The university, Fulbright University Vietnam, the first independent, private university in Vietnam, made news after
President Obama announced its opening during a visit to Vietnam last week.
Mr. Kerrey admitted 15 years ago that he and the team of commandos he led in the Mekong Delta in 1969 killed innocent women and children during a midnight raid in the village of Thanh Phong.
Survivors of the attack said 20 civilians were killed, including 13 children and a pregnant woman. Mr. Kerrey was awarded a Bronze Star after his squad falsely reported that it had killed 21 Viet Cong guerrillas.
Mr. Kerrey was silent about the slaughter for more than three decades until The New York Times and CBS News were on the verge of publishing
a joint investigation in 2001.
“It was not a military victory,” Mr. Kerrey acknowledged in speech then. “It was a tragedy, and I had ordered it.”
“I have been haunted by it for 32 years,” he said.
The discussion of Mr. Kerrey’s war history — which has bubbled up in posts on Facebook and in articles at online news portals — threatens to reopen old wounds from what is known in Vietnam as the American War. About three million people died in the war, including more than 58,000 Americans.
Bob Kerrey during Navy SEAL training before combat in Vietnam.
Mr. Kerrey was later wounded on another mission and lost part of a leg. He and his raiders were never held to account for the killings.
Kerrey served as Nebraska’s governor and senator, ran for president in 1992, and retired from elective office in 2000. He served as president of the New School, a university in New York City, from 2001 to 2010.

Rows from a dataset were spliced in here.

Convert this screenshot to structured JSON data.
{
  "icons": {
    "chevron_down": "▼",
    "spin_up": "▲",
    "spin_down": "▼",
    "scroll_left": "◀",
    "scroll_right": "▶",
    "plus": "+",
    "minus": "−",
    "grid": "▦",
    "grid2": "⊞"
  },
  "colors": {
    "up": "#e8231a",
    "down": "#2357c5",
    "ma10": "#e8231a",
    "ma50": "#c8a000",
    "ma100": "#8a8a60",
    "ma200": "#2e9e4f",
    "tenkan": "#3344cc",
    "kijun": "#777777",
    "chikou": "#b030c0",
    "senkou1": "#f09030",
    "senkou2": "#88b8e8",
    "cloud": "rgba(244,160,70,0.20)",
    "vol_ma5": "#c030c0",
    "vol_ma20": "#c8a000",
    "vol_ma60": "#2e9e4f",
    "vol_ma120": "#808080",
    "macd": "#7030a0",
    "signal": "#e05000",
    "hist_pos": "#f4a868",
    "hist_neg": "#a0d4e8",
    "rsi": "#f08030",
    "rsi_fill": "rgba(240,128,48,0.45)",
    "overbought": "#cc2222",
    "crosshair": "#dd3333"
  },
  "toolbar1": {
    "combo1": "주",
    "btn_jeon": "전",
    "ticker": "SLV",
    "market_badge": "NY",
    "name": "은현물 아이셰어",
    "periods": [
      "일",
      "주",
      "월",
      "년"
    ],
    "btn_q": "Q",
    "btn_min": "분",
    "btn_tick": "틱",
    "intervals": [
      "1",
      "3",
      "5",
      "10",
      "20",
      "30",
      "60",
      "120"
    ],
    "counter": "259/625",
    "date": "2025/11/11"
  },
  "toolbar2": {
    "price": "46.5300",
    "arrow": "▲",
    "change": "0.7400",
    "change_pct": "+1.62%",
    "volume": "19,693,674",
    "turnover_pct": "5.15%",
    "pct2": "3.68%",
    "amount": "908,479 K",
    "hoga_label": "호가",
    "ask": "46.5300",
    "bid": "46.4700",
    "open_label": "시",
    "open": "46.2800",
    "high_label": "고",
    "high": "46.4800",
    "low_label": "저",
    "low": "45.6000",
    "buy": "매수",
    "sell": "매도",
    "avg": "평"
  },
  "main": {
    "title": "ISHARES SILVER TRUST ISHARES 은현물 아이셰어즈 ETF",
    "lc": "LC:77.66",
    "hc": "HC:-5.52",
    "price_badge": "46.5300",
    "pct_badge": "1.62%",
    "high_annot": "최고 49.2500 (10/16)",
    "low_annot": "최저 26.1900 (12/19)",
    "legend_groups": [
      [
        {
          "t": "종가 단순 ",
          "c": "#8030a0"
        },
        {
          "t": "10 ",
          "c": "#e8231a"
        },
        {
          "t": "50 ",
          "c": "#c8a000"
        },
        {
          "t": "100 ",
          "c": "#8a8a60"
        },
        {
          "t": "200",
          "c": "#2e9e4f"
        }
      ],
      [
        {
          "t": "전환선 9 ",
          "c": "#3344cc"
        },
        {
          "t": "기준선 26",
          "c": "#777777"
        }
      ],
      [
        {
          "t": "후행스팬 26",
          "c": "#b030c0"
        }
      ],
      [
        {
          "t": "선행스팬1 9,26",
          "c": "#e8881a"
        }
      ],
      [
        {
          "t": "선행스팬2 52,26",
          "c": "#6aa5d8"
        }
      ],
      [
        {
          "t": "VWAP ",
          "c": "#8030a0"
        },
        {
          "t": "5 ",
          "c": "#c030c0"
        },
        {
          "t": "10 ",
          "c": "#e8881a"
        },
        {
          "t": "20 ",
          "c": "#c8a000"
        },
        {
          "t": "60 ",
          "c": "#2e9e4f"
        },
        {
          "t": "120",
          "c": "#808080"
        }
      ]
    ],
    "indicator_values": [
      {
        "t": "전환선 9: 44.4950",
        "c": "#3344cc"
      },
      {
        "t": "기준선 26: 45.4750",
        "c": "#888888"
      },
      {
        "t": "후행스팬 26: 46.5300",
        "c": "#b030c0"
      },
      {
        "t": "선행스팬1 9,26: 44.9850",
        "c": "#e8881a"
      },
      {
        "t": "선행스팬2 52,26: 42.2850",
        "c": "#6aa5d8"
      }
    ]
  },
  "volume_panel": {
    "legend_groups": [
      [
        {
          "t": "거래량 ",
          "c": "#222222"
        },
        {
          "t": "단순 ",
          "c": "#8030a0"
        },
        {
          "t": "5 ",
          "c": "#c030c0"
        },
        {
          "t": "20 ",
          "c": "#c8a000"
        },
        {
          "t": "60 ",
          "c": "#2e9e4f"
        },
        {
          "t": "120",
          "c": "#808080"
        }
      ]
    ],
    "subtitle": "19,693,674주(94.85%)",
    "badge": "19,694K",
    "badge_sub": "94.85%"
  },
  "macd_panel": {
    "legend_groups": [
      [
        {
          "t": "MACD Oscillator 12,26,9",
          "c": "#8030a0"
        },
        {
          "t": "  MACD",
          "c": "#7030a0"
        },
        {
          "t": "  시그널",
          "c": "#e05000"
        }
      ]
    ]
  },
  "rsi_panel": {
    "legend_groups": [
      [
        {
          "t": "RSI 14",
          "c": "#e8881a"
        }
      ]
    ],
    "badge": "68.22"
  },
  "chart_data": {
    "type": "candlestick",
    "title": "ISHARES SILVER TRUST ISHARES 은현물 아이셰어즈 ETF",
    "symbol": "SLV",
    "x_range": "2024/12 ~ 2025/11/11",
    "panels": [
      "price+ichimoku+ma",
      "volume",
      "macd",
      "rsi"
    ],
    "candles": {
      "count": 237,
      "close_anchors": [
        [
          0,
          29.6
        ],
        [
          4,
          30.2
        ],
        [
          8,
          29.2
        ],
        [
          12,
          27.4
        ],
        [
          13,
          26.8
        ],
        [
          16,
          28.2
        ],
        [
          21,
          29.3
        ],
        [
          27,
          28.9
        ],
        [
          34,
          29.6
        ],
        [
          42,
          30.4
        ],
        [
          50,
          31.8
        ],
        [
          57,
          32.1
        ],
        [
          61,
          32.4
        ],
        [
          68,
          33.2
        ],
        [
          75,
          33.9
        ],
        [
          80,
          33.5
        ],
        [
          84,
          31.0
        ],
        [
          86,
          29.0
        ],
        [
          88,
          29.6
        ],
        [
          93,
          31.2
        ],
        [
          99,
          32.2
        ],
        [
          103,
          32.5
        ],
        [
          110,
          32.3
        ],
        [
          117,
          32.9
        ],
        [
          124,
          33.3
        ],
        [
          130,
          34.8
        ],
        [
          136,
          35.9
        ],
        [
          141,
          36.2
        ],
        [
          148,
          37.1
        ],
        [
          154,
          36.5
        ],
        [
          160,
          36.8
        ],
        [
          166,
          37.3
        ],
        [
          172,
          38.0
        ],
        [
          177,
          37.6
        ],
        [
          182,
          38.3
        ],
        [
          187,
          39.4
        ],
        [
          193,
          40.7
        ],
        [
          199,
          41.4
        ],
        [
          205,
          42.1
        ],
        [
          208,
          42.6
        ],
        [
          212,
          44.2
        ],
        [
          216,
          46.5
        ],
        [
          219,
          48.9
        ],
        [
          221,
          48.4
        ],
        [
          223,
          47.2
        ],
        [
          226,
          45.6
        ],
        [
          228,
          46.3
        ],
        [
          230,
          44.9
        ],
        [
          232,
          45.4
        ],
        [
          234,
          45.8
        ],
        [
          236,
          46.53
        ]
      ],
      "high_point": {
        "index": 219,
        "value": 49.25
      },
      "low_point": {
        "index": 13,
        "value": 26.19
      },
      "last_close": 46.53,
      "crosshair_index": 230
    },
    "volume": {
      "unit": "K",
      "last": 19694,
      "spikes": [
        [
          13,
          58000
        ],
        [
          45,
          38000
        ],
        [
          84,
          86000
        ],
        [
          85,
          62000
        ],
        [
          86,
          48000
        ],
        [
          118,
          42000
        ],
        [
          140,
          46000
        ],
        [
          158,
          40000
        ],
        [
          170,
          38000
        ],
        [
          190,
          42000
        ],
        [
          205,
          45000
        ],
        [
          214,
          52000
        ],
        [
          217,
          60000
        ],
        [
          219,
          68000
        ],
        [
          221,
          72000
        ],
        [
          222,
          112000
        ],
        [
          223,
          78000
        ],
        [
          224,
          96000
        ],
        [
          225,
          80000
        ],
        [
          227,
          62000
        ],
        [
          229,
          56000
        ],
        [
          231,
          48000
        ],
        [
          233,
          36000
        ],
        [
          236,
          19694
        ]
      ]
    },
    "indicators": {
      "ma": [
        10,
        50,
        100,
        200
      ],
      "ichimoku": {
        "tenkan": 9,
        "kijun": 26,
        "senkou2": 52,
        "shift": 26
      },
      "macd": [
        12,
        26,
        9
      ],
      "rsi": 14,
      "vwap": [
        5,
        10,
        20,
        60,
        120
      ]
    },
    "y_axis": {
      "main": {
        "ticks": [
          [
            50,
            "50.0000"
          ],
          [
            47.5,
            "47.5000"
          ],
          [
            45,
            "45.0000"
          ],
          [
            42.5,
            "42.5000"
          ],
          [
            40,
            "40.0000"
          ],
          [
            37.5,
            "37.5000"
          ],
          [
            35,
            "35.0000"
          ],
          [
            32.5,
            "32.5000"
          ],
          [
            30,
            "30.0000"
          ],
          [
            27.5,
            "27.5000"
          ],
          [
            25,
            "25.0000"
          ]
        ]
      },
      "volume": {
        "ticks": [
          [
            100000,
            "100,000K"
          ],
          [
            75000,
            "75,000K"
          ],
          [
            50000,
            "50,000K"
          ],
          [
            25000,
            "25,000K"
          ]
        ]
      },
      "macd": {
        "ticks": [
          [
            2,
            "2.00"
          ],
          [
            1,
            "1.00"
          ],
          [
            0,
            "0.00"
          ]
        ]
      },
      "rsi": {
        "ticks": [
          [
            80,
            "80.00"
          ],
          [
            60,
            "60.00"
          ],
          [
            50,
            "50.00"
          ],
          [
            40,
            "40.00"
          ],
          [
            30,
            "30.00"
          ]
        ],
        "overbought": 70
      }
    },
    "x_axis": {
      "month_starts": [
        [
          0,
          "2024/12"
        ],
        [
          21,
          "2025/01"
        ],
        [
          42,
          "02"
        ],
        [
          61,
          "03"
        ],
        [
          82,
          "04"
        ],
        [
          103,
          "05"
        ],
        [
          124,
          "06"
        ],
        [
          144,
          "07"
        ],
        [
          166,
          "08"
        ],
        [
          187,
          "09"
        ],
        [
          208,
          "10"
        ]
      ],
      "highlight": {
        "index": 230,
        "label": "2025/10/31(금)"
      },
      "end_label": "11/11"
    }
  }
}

Bao Anh Thai, a lawyer in Ho Chi Minh City, said that leading a university was not the proper place for a man with Mr. Kerrey’s war record.

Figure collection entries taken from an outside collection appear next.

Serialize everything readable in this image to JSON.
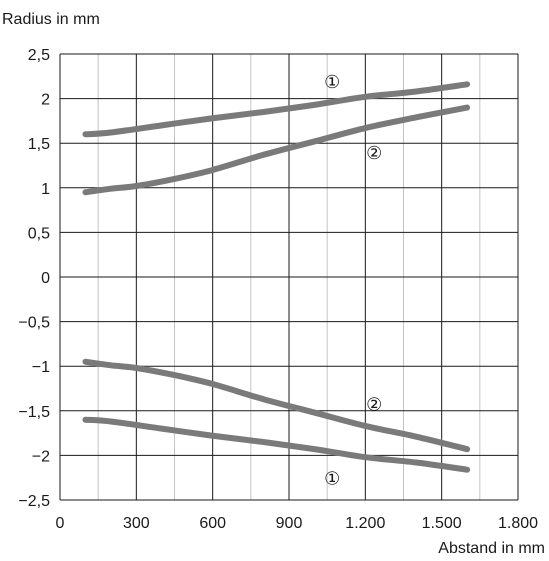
{
  "chart_data": {
    "type": "line",
    "xlabel": "Abstand in mm",
    "ylabel": "Radius in mm",
    "xlim": [
      0,
      1800
    ],
    "ylim": [
      -2.5,
      2.5
    ],
    "grid": true,
    "x_ticks": [
      {
        "value": 0,
        "label": "0"
      },
      {
        "value": 300,
        "label": "300"
      },
      {
        "value": 600,
        "label": "600"
      },
      {
        "value": 900,
        "label": "900"
      },
      {
        "value": 1200,
        "label": "1.200"
      },
      {
        "value": 1500,
        "label": "1.500"
      },
      {
        "value": 1800,
        "label": "1.800"
      }
    ],
    "x_minor_gridlines": [
      150,
      450,
      750,
      1050,
      1350,
      1650
    ],
    "y_ticks": [
      {
        "value": 2.5,
        "label": "2,5"
      },
      {
        "value": 2,
        "label": "2"
      },
      {
        "value": 1.5,
        "label": "1,5"
      },
      {
        "value": 1,
        "label": "1"
      },
      {
        "value": 0.5,
        "label": "0,5"
      },
      {
        "value": 0,
        "label": "0"
      },
      {
        "value": -0.5,
        "label": "−0,5"
      },
      {
        "value": -1,
        "label": "−1"
      },
      {
        "value": -1.5,
        "label": "−1,5"
      },
      {
        "value": -2,
        "label": "−2"
      },
      {
        "value": -2.5,
        "label": "−2,5"
      }
    ],
    "line_color": "#7a7a7a",
    "series": [
      {
        "marker": "①",
        "x": [
          100,
          200,
          400,
          600,
          800,
          1000,
          1200,
          1400,
          1600
        ],
        "y": [
          1.6,
          1.62,
          1.7,
          1.78,
          1.85,
          1.93,
          2.02,
          2.08,
          2.16
        ]
      },
      {
        "marker": "②",
        "x": [
          100,
          200,
          300,
          450,
          600,
          800,
          1000,
          1200,
          1400,
          1600
        ],
        "y": [
          0.95,
          0.99,
          1.02,
          1.1,
          1.2,
          1.37,
          1.52,
          1.67,
          1.79,
          1.9
        ]
      },
      {
        "marker": "①",
        "x": [
          100,
          200,
          400,
          600,
          800,
          1000,
          1200,
          1400,
          1600
        ],
        "y": [
          -1.6,
          -1.62,
          -1.7,
          -1.78,
          -1.85,
          -1.93,
          -2.02,
          -2.08,
          -2.16
        ]
      },
      {
        "marker": "②",
        "x": [
          100,
          200,
          300,
          450,
          600,
          800,
          1000,
          1200,
          1400,
          1600
        ],
        "y": [
          -0.95,
          -0.99,
          -1.02,
          -1.1,
          -1.2,
          -1.37,
          -1.52,
          -1.67,
          -1.79,
          -1.93
        ]
      }
    ],
    "annotations": [
      {
        "text": "①",
        "x": 1070,
        "y": 2.2
      },
      {
        "text": "②",
        "x": 1235,
        "y": 1.4
      },
      {
        "text": "②",
        "x": 1235,
        "y": -1.42
      },
      {
        "text": "①",
        "x": 1070,
        "y": -2.25
      }
    ]
  }
}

“Please tell me the name of any prestigious university in this world, where a killer in cold blood of women and children — he admitted it and he is not charged for it — could be the president,” he wrote on Facebook.
“It is not about the Vietnam War, it is not about reconciliation between the two countries, it is a common sense of education. Would you send your children to a university like that?”
Nguyen Duc Hien, a journalist at a legal newspaper in Ho Chi Minh City, noted that Mr. Kerrey kept quiet about the atrocities for more than 30 years and only spoke publicly about them when journalists forced his hand.
“After killing and lying, he should not represent knowledge and contributing the values of America in Vietnam!” Mr. Hien wrote on Facebook.
“I welcome Fulbright, but America has no shortage of people to choose as a representative for America.”
Others were more willing to let Mr. Kerrey atone for his actions by helping the country.
“Give him a chance to correct his mistake by doing something useful for the Vietnamese people with his new job,” said Thao Dan, a literature teacher in Haiphong.
But Nguyen Van Tho, a writer and a veteran of the war, said there was a difference between forgiving and forgetting.
“If I had a chance to meet Bob Kerrey, I would still welcome him,” he said on Facebook. “I want to forgive and forget all the pain of war. People can forgive soldier Bob Kerrey but people are not allowed to forget all the killing of innocent civilians. That is a crime the world should condemn forever.”